Sunday, August 7, 2011

Nightmare On Wall Street Dooms Obama

History will record that Barack Obama signed away a second term in office when he approved legislation on August 2 to raise the nation's debt ceiling to an once unfathomable level of more than $16 trillion.  With a stroke of the presidential pen, Obama unleashed a torrent of economic backlash.

The stock market greeted the president's debt deal with a resounding rejection, sending the Dow Jones average tumbling 512.76 points on August 4.  The steep decline ranked as the ninth-worst in the market's history.  Staggering losses of trillions of dollars wiped out stock gains for the year.

That was significant because the market's performance was the lone economic gauge that had improved under Obama in 2011.  Jobs have wilted with the summer heat.  Unemployment bounces from bad to worst.  Home sales and prices are in the toilet.  The only silver lining was a robust stock market.  No more.

Make no mistake about it, this is Obama's debt deal.  He stiff armed Speaker John Boehner's attempts to forge a bipartisan deal.  Then the president panicked as the clock ticked down on the nation's first credit default.  He dispatched senate majority leader Harry Reid to strike a deal, any deal.

As a result, Obama was forced to sign legislation that trimmed the fiscal deficit by $2.1 trillion over 10 years in exchange for raising the debt ceiling by another $2.1 trillion from its current record level of $14.294 trillion.  The deficit reduction is to be achieved solely by slicing away at the bloated federal budget.

For months, the president and his Democrat cronies had brayed like jackasses that tax increases had to be part of any deal.  Republicans called his hand.  Obama caved for selfish political reasons.  He wanted to postpone having to revisit the debt ceiling issue until after the November presidential elections next year.

When Republicans balked at a debt ceiling extension of more than a year, the president and his mouthpiece Jay Carney resorted to lies.  They wagged their fingers at the GOP, claiming that past Congresses had reached longer agreements.  The facts say otherwise.

Since 1979, the average debt limit extension given to Treasury has been 251 days, about eight months.  The shortest increase in 1981 lasted all of one day.  The longest extension in 1997 allowed enough leeway for borrowing to continue for five years. 

Now the president is trying to placate his far left political base by suggesting that tax increases on the wealthy will be part of a bipartisan congressional committee's efforts to find $1.5 trillion beyond the $917 billion in cuts already identified.  Like a two-year old, Obama is stamping his feet to rally the Democrat Kook Klan.

Meanwhile, the grownups who actually work for a living aren't impressed.  In a recent USA Today/Gallup poll 46 percent of Americans registered their disgust with Obama's debt deal.  More than 40 percent think the agreement will do more to harm than help the economy.  Not good news for a president who believes he can double-talk his way out of any failure.
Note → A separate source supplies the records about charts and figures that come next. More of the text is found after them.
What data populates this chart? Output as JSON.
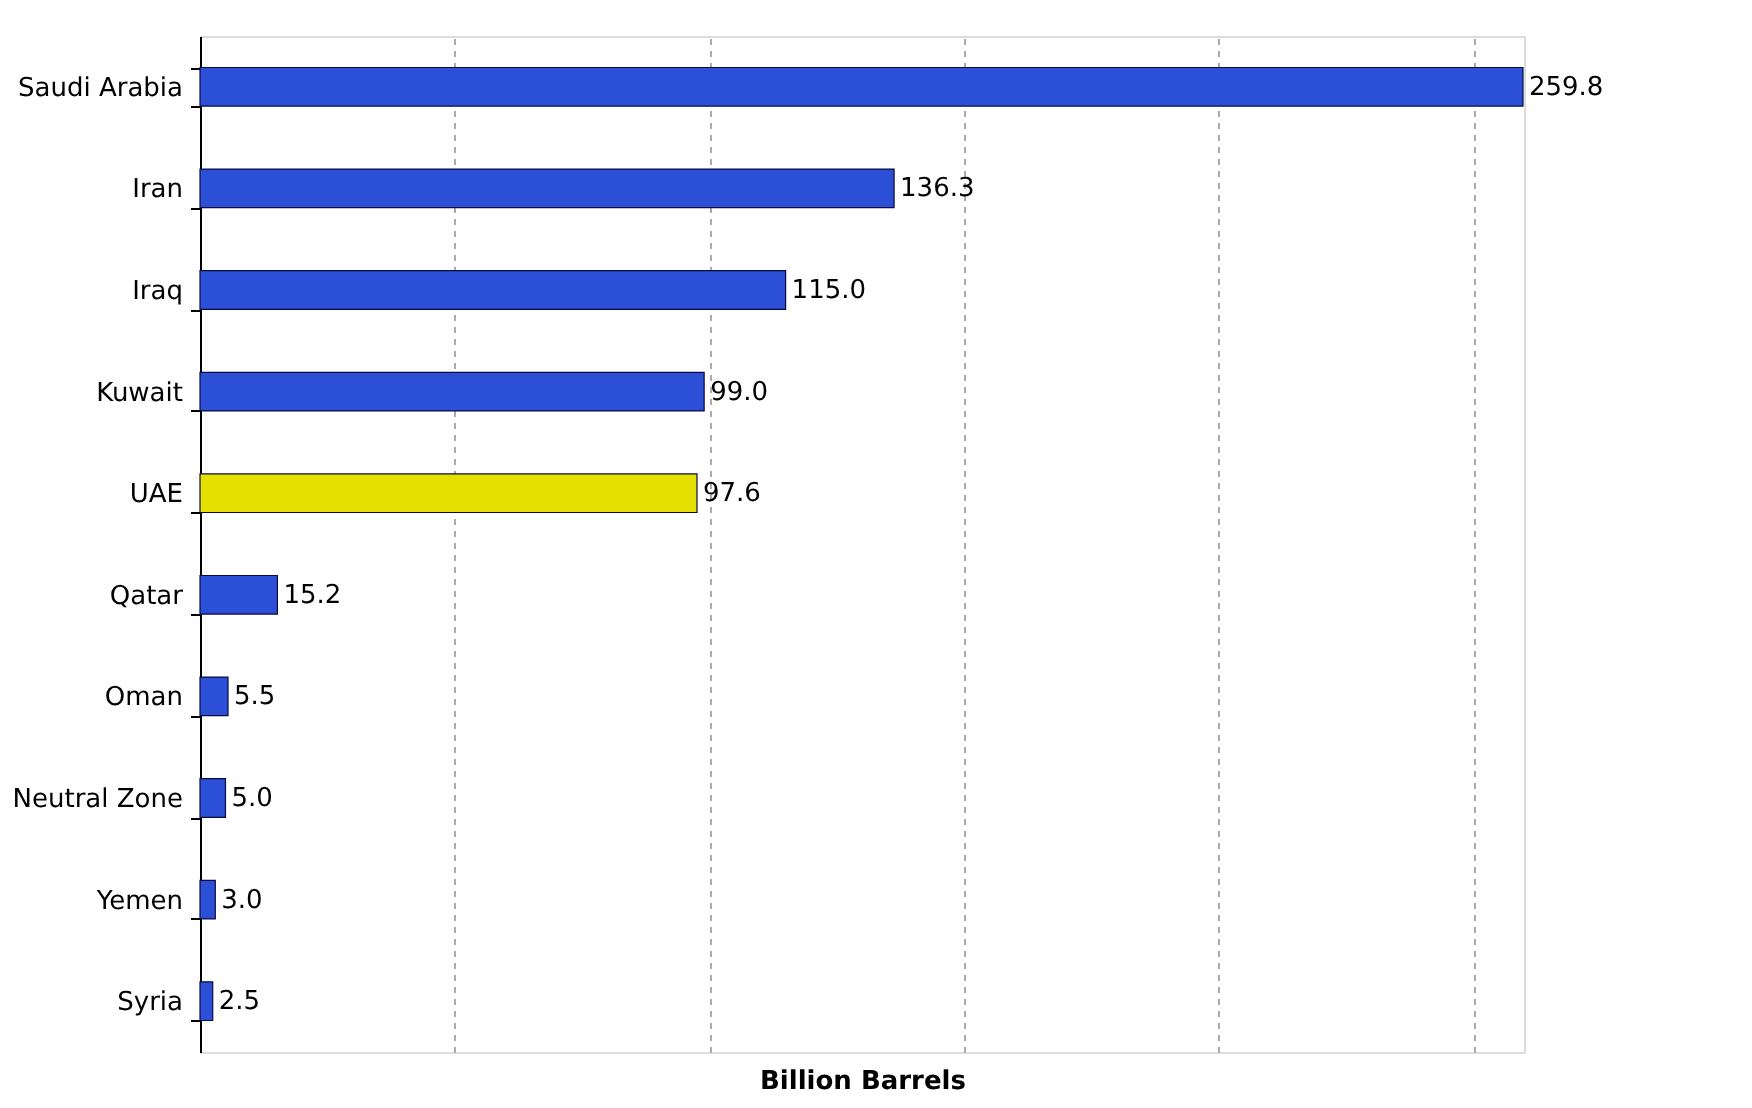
{
  "chart_data": {
    "type": "bar",
    "orientation": "horizontal",
    "xlabel": "Billion Barrels",
    "categories": [
      "Saudi Arabia",
      "Iran",
      "Iraq",
      "Kuwait",
      "UAE",
      "Qatar",
      "Oman",
      "Neutral Zone",
      "Yemen",
      "Syria"
    ],
    "values": [
      259.8,
      136.3,
      115.0,
      99.0,
      97.6,
      15.2,
      5.5,
      5.0,
      3.0,
      2.5
    ],
    "value_labels": [
      "259.8",
      "136.3",
      "115.0",
      "99.0",
      "97.6",
      "15.2",
      "5.5",
      "5.0",
      "3.0",
      "2.5"
    ],
    "colors": [
      "#2b4fd6",
      "#2b4fd6",
      "#2b4fd6",
      "#2b4fd6",
      "#e6e000",
      "#2b4fd6",
      "#2b4fd6",
      "#2b4fd6",
      "#2b4fd6",
      "#2b4fd6"
    ],
    "xlim": [
      0,
      260
    ],
    "xticks": [
      {
        "value": 0,
        "label": null
      },
      {
        "value": 50,
        "label": null
      },
      {
        "value": 100,
        "label": null
      },
      {
        "value": 150,
        "label": null
      },
      {
        "value": 200,
        "label": null
      },
      {
        "value": 250,
        "label": null
      }
    ],
    "grid": "x",
    "tick_labels": "y"
  }
}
The folks at Standard & Poors also were nonplussed.  The rating agency lowered the U.S. credit rating by one notch to AA-plus, an unprecedented blow to the nation's stature as the gold standard for fiscal responsibility.  The U.S. had held the top-tier AAA credit rating since 1941, a period of 70 years.

In revising its rating, S&P argued that the deficit cuts did not go far enough.  Using government figures, the credit rating agency projected that the nation's debt level would hit $20.1 trillion by 2021, despite the reductions contained in the debt deal.  In other words, the debt keeps rising for the foreseeable future.

The loss of the triple-A rating was once unthinkable.  However, Obama's reckless spending the last two years when his party held both houses of Congress has left a financial mess that has fattened budget deficits and burdened Americans with unconscionable debt.

As a result, U.S. Treasury bonds, once hailed as the safest security in the world, are now rated lower than bonds issued by countries such as Britain, Germany, France and Canada, according to Reuters.  The Chinese, who hold $1 trillion in U.S. debt, issued a strong condemnation of the debt deal and related credit downgrade.

"China will be forced to consider other investments for its reserves," said Li Jie with the Central University of Finance and Economics.  "U.S. Treasuries aren't as safe anymore."

Who thought that China, once an economic weakling, would be lecturing the world's economic powerhouse on fiscal responsibility?  It happened on Barack Obama's watch.  George Bush was nowhere on the scene, yet Obama still found reasons to blame the former president, as he has done ad naseum for the past three years.

No matter how hard he tries Obama cannot escape culpability for the nation's economic decline.  His budgets, his spending and his deficits have shoved the country to the brink of bankruptcy.  Barack Obama owns the American economy with all its financial warts.

Don't expect the president to suddenly unveil any solutions to revive the economy.  He is too busy planning his retirement as it becomes patently obvious that voters will reject his failed presidency next November.